Çift ilişkisine bakarsak bunun bir ömrü var mı?Yıllardır bu işle uğraşan biri olarak söyleyebilirim ki, eğer bir ilişkide ortak amaç yoksa (Çocuk, iş birlikteliği, mekan birlikteliği...vb) ortalama ilişki süresi 1 - 1.5 yıl kadardır. Eğer varsa, ortalama 4 - 4.5 yıl kadardır. Sonrasında ilişkinin modu değişmelidir. Yoksa çiftler bir süre sonra “Bu ilişki gitmiyor, aşk, heyecan kalmadı" şikayetlerinde bulunuyor. Ve bu tür ilişkiler en ufak bir problemde kullanılamaz duruma gelebiliyor. İlişki içinde rutinleşme denilen ve bir alışkanlığa dönüşen eylemler silsilesi vardır. Bunlardan uzak durmak gerekir. İlişki içinde samimiyet olmalı. Samimiyet ve sözde samimiyet birbirinden farklı şeyler. Sözde samimiyet iki kişinin bir arada olmayı sağlama çabası içinde bulunmaları
Yani açıklık şart?Birbirini anlamayan ve 15 yıl sonra “Sen bunu mu kastediyorsun" diye soran bireyler oluyor. İki kişi bir araya geldiğinde ortaya çıkan kontrol çabası, davranışsal gereksizlikleri doğurur. İki ayrı aileden gelen insanların örtüşmeleri gerekir. Kişilerin kendilerine bile açık olamadıklarını göz önüne alırsak, ilişkide ne kadar açık oldukları tartışılır.

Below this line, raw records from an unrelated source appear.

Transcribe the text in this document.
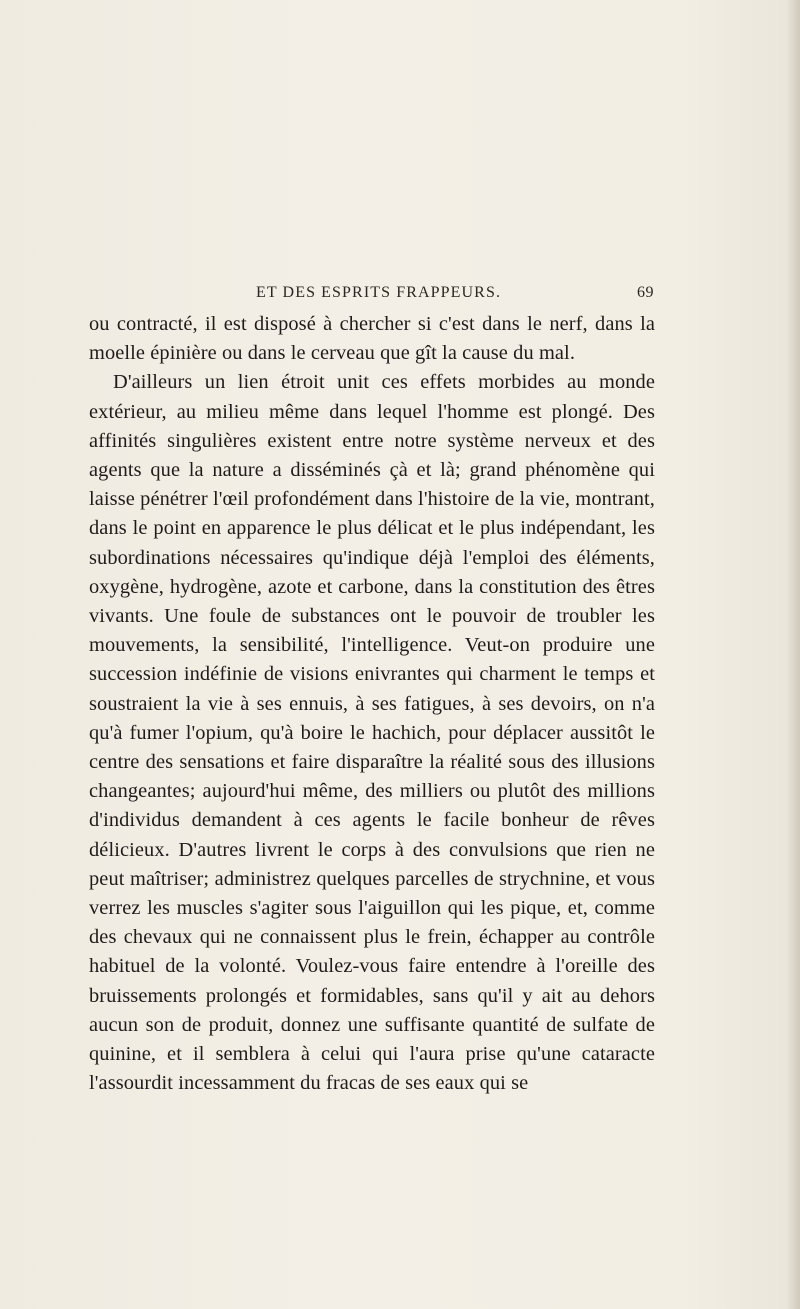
ET DES ESPRITS FRAPPEURS.	69

ou contracté, il est disposé à chercher si c'est dans le nerf, dans la moelle épinière ou dans le cerveau que gît la cause du mal.

D'ailleurs un lien étroit unit ces effets morbides au monde extérieur, au milieu même dans lequel l'homme est plongé. Des affinités singulières existent entre notre système nerveux et des agents que la nature a disséminés çà et là; grand phénomène qui laisse pénétrer l'œil profondément dans l'histoire de la vie, montrant, dans le point en apparence le plus délicat et le plus indépendant, les subordinations nécessaires qu'indique déjà l'emploi des éléments, oxygène, hydrogène, azote et carbone, dans la constitution des êtres vivants. Une foule de substances ont le pouvoir de troubler les mouvements, la sensibilité, l'intelligence. Veut-on produire une succession indéfinie de visions enivrantes qui charment le temps et soustraient la vie à ses ennuis, à ses fatigues, à ses devoirs, on n'a qu'à fumer l'opium, qu'à boire le hachich, pour déplacer aussitôt le centre des sensations et faire disparaître la réalité sous des illusions changeantes; aujourd'hui même, des milliers ou plutôt des millions d'individus demandent à ces agents le facile bonheur de rêves délicieux. D'autres livrent le corps à des convulsions que rien ne peut maîtriser; administrez quelques parcelles de strychnine, et vous verrez les muscles s'agiter sous l'aiguillon qui les pique, et, comme des chevaux qui ne connaissent plus le frein, échapper au contrôle habituel de la volonté. Voulez-vous faire entendre à l'oreille des bruissements prolongés et formidables, sans qu'il y ait au dehors aucun son de produit, donnez une suffisante quantité de sulfate de quinine, et il semblera à celui qui l'aura prise qu'une cataracte l'assourdit incessamment du fracas de ses eaux qui se
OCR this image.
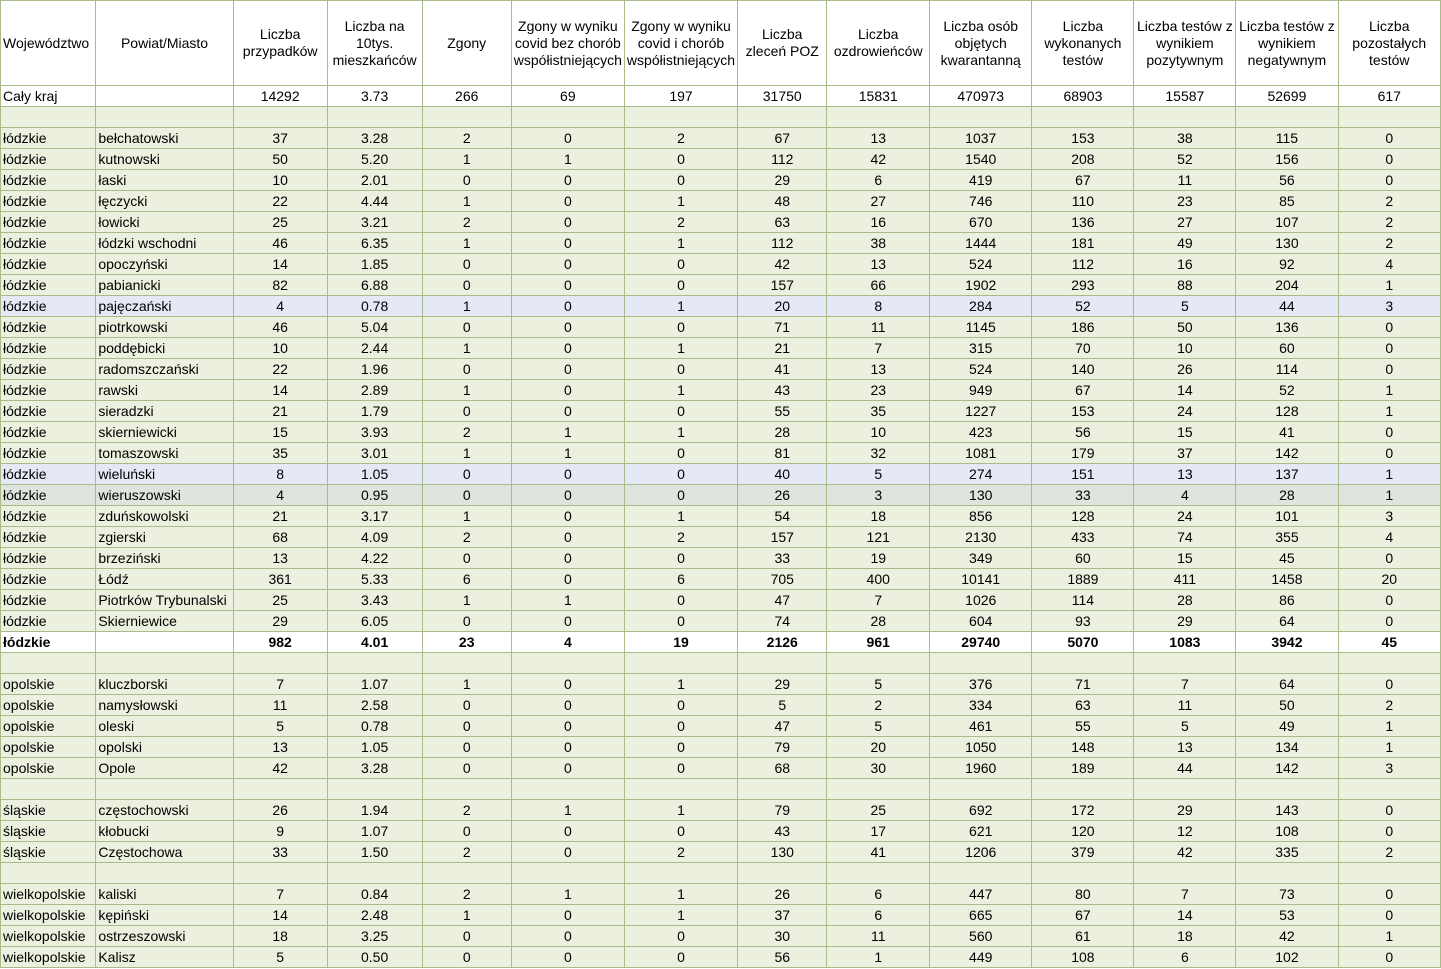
Województwo	Powiat/Miasto	Liczba przypadków	Liczba na 10tys. mieszkańców	Zgony	Zgony w wyniku covid bez chorób współistniejących	Zgony w wyniku covid i chorób współistniejących	Liczba zleceń POZ	Liczba ozdrowieńców	Liczba osób objętych kwarantanną	Liczba wykonanych testów	Liczba testów z wynikiem pozytywnym	Liczba testów z wynikiem negatywnym	Liczba pozostałych testów
Cały kraj		14292	3.73	266	69	197	31750	15831	470973	68903	15587	52699	617

łódzkie	bełchatowski	37	3.28	2	0	2	67	13	1037	153	38	115	0
łódzkie	kutnowski	50	5.20	1	1	0	112	42	1540	208	52	156	0
łódzkie	łaski	10	2.01	0	0	0	29	6	419	67	11	56	0
łódzkie	łęczycki	22	4.44	1	0	1	48	27	746	110	23	85	2
łódzkie	łowicki	25	3.21	2	0	2	63	16	670	136	27	107	2
łódzkie	łódzki wschodni	46	6.35	1	0	1	112	38	1444	181	49	130	2
łódzkie	opoczyński	14	1.85	0	0	0	42	13	524	112	16	92	4
łódzkie	pabianicki	82	6.88	0	0	0	157	66	1902	293	88	204	1
łódzkie	pajęczański	4	0.78	1	0	1	20	8	284	52	5	44	3
łódzkie	piotrkowski	46	5.04	0	0	0	71	11	1145	186	50	136	0
łódzkie	poddębicki	10	2.44	1	0	1	21	7	315	70	10	60	0
łódzkie	radomszczański	22	1.96	0	0	0	41	13	524	140	26	114	0
łódzkie	rawski	14	2.89	1	0	1	43	23	949	67	14	52	1
łódzkie	sieradzki	21	1.79	0	0	0	55	35	1227	153	24	128	1
łódzkie	skierniewicki	15	3.93	2	1	1	28	10	423	56	15	41	0
łódzkie	tomaszowski	35	3.01	1	1	0	81	32	1081	179	37	142	0
łódzkie	wieluński	8	1.05	0	0	0	40	5	274	151	13	137	1
łódzkie	wieruszowski	4	0.95	0	0	0	26	3	130	33	4	28	1
łódzkie	zduńskowolski	21	3.17	1	0	1	54	18	856	128	24	101	3
łódzkie	zgierski	68	4.09	2	0	2	157	121	2130	433	74	355	4
łódzkie	brzeziński	13	4.22	0	0	0	33	19	349	60	15	45	0
łódzkie	Łódź	361	5.33	6	0	6	705	400	10141	1889	411	1458	20
łódzkie	Piotrków Trybunalski	25	3.43	1	1	0	47	7	1026	114	28	86	0
łódzkie	Skierniewice	29	6.05	0	0	0	74	28	604	93	29	64	0
łódzkie		982	4.01	23	4	19	2126	961	29740	5070	1083	3942	45

opolskie	kluczborski	7	1.07	1	0	1	29	5	376	71	7	64	0
opolskie	namysłowski	11	2.58	0	0	0	5	2	334	63	11	50	2
opolskie	oleski	5	0.78	0	0	0	47	5	461	55	5	49	1
opolskie	opolski	13	1.05	0	0	0	79	20	1050	148	13	134	1
opolskie	Opole	42	3.28	0	0	0	68	30	1960	189	44	142	3

śląskie	częstochowski	26	1.94	2	1	1	79	25	692	172	29	143	0
śląskie	kłobucki	9	1.07	0	0	0	43	17	621	120	12	108	0
śląskie	Częstochowa	33	1.50	2	0	2	130	41	1206	379	42	335	2

wielkopolskie	kaliski	7	0.84	2	1	1	26	6	447	80	7	73	0
wielkopolskie	kępiński	14	2.48	1	0	1	37	6	665	67	14	53	0
wielkopolskie	ostrzeszowski	18	3.25	0	0	0	30	11	560	61	18	42	1
wielkopolskie	Kalisz	5	0.50	0	0	0	56	1	449	108	6	102	0
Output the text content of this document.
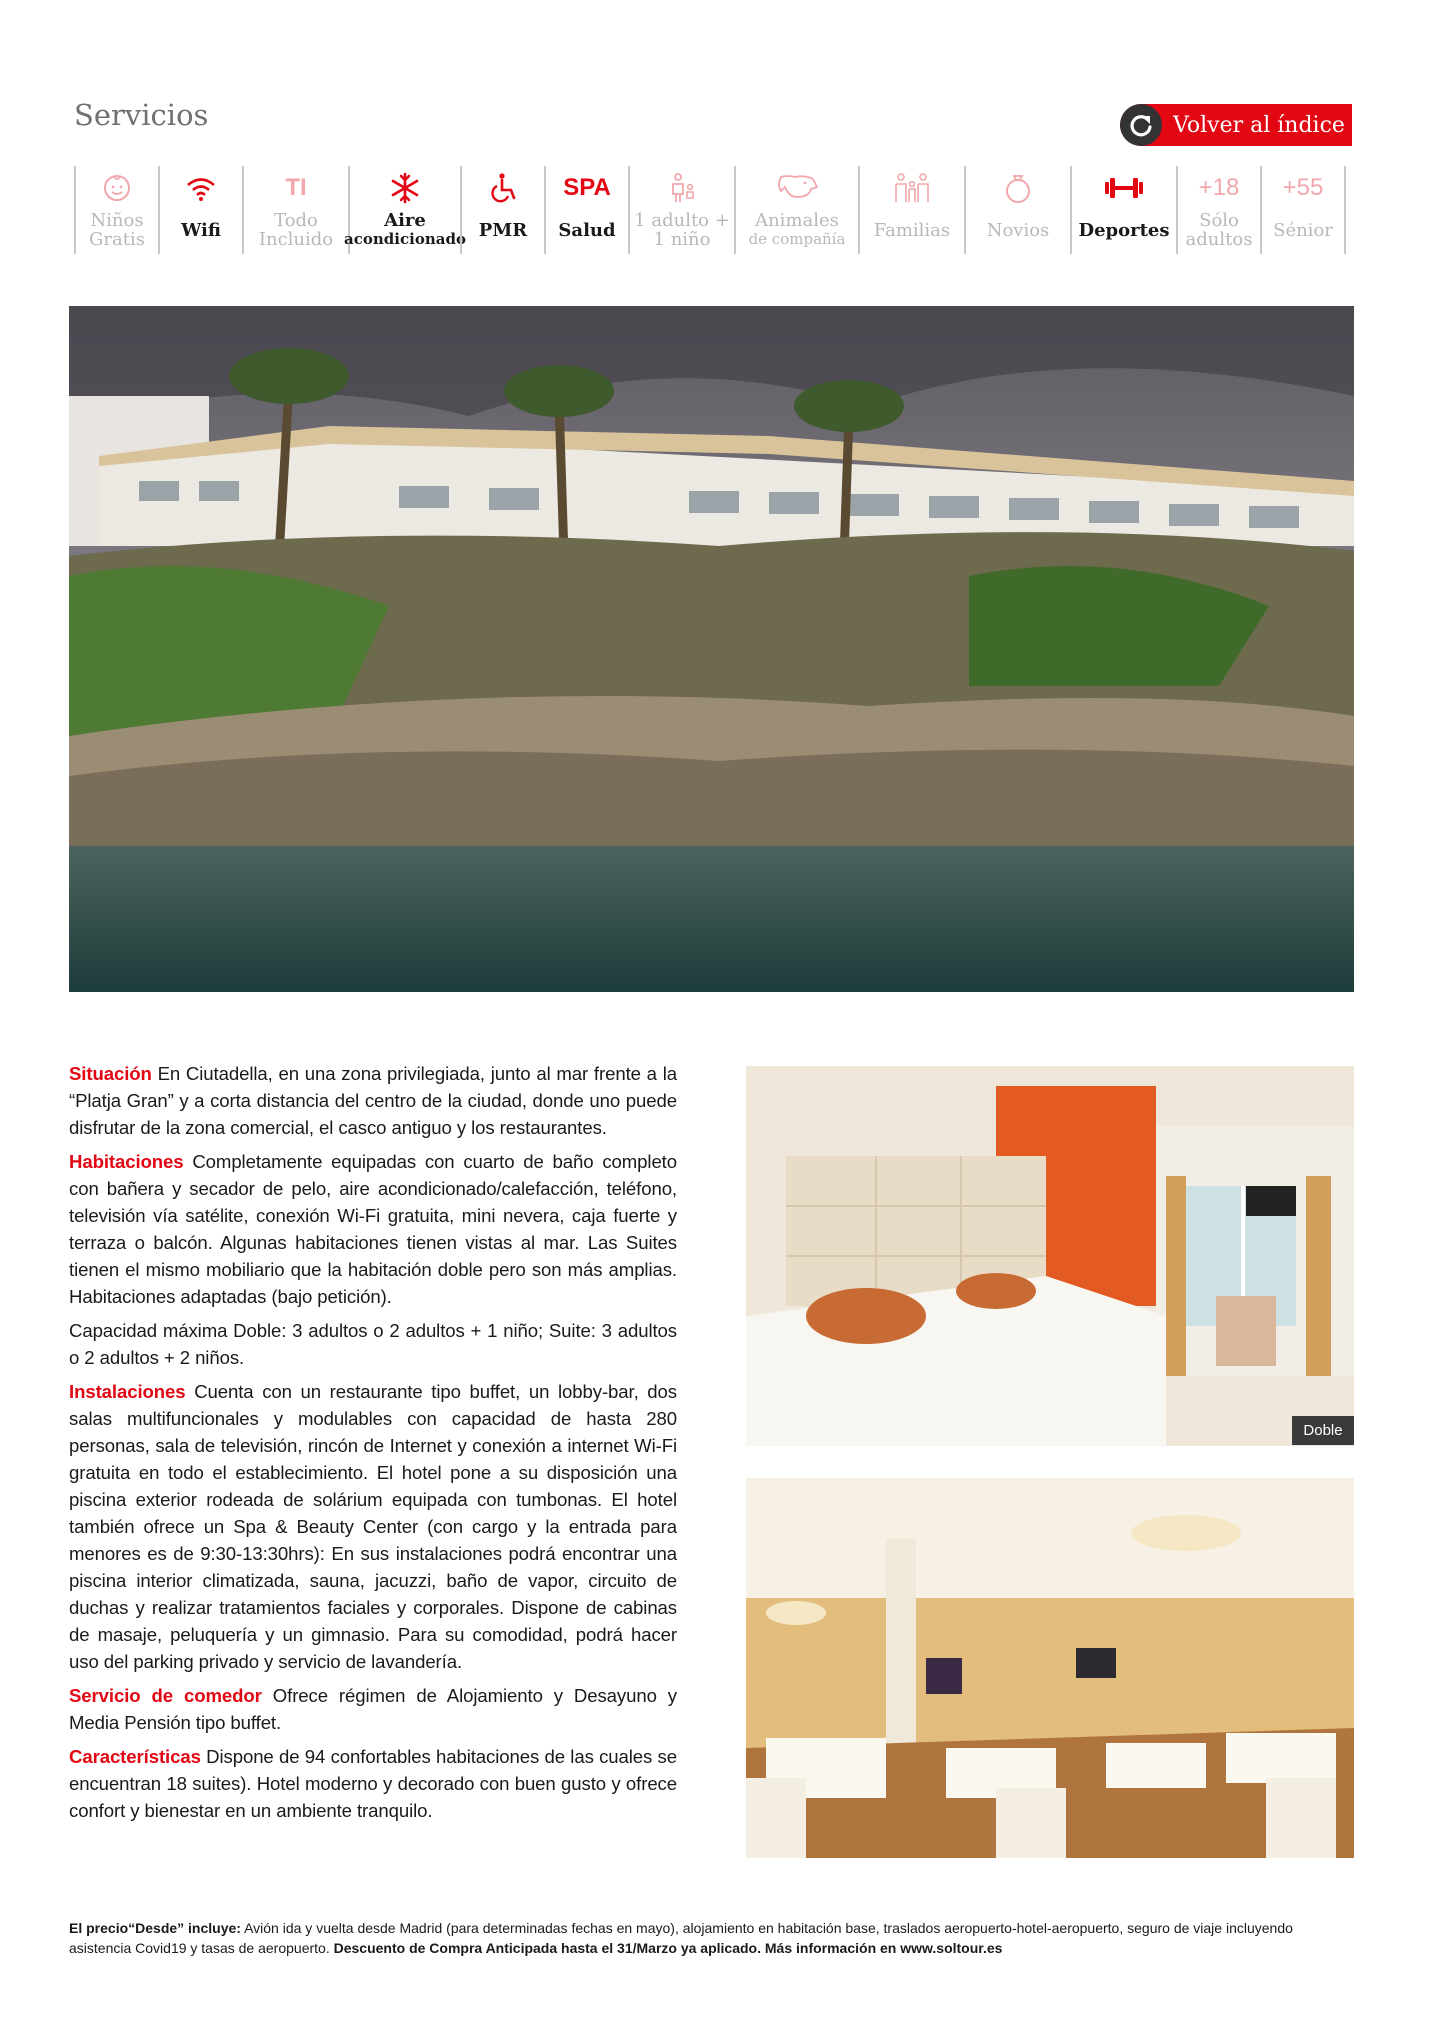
Servicios	Volver al índice
Niños
Gratis Wifi
TI
Todo
Incluido
Aire
acondicionado PMR
SPA
Salud 1 adulto +
1 niño
Animales
de compañía Familias Novios Deportes
+18
Sólo
adultos
+55
Sénior
Doble

Situación En Ciutadella, en una zona privilegiada, junto al mar frente a la “Platja Gran” y a corta distancia del centro de la ciudad, donde uno puede disfrutar de la zona comercial, el casco antiguo y los restaurantes.

Habitaciones Completamente equipadas con cuarto de baño completo con bañera y secador de pelo, aire acondicionado/calefacción, teléfono, televisión vía satélite, conexión Wi-Fi gratuita, mini nevera, caja fuerte y terraza o balcón. Algunas habitaciones tienen vistas al mar. Las Suites tienen el mismo mobiliario que la habitación doble pero son más amplias. Habitaciones adaptadas (bajo petición).

Capacidad máxima Doble: 3 adultos o 2 adultos + 1 niño; Suite: 3 adultos o 2 adultos + 2 niños.

Instalaciones Cuenta con un restaurante tipo buffet, un lobby-bar, dos salas multifuncionales y modulables con capacidad de hasta 280 personas, sala de televisión, rincón de Internet y conexión a internet Wi-Fi gratuita en todo el establecimiento. El hotel pone a su disposición una piscina exterior rodeada de solárium equipada con tumbonas. El hotel también ofrece un Spa & Beauty Center (con cargo y la entrada para menores es de 9:30-13:30hrs): En sus instalaciones podrá encontrar una piscina interior climatizada, sauna, jacuzzi, baño de vapor, circuito de duchas y realizar tratamientos faciales y corporales. Dispone de cabinas de masaje, peluquería y un gimnasio. Para su comodidad, podrá hacer uso del parking privado y servicio de lavandería.

Servicio de comedor Ofrece régimen de Alojamiento y Desayuno y Media Pensión tipo buffet.

Características Dispone de 94 confortables habitaciones de las cuales se encuentran 18 suites). Hotel moderno y decorado con buen gusto y ofrece confort y bienestar en un ambiente tranquilo.

El precio“Desde” incluye: Avión ida y vuelta desde Madrid (para determinadas fechas en mayo), alojamiento en habitación base, traslados aeropuerto-hotel-aeropuerto, seguro de viaje incluyendo asistencia Covid19 y tasas de aeropuerto. Descuento de Compra Anticipada hasta el 31/Marzo ya aplicado. Más información en www.soltour.es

Boşanma sürecinde en çok ne tür şikayetlerle karşılaşıyorsunuz? Mutsuzluk, üzüntü, yalnızlık duygusu, akıl karışıklığı, hayal kırıklığı, artan sorgulamalar ve duygusallıkda artış görülür. Boşanma öncesi davranışlar, tepkisellik, kavga, tartışma, anlaşılmadığından yakınma ve kişinin kendisini mağdur hissetmesi. Boşanma döneminde kişinin yaşadıklarını yadsıması, kararsızlığı, duygu yalıtımı, donuklaşma, dikkat dağınıklığı, gelecekle ilgili plan yapamaması, kararsızlık görülür. Kaoslar, ikilemler, depresif özellikler boşanma döneminden sonra çok etkili olmaz. Mümkün olduğunca akıl karışıklığından uzak durmak gerekir. Aksi takdirde bir kısır döngü içine girilir. Bu noktada insanlar belli bir çaresizlik yaşar. “Olmadı, yapamadım, tek boşanan ben miyim" gibi cümleler ancak yoluna devam edebilecek insanlarda sıkça duyulur. Diğeriyle ilgili ilişkisi içinde, önceden hissediyordum ama şimdi bir şey hissetmiyorum diyebilir, Bu anlaşılır bir şey, tabii eğer tepkisel bir söylem değilse.
Dr. Murat Dokur KİMDİR?
1982’de Cerrahpaşa Tıp Fakültesi’nden mezun oldu. Aynı fakültede psikiyatri ihtisasını yapan Dokur, yurtdışında çeşitli
eğitim programlarını tamamladı. 1997 yılında kurulmuş olan Aile ve Evlilik Terapileri Derneği’nin Başkanlığını yapan Dokur, aynı zamanda İstanbul Aile ve Terapileri Enstütüsü (IFTI) ve Karizma Psikoterapi’de Aile ve Çift Terapisi, Boşanma müdahalesi, Seks Terapisi, Klinik psikiyatri, Çocuk Merkezli Aile Terapisi, Kısa Psikoterapi, Grup Psikoterapisi konularında çalışıyor.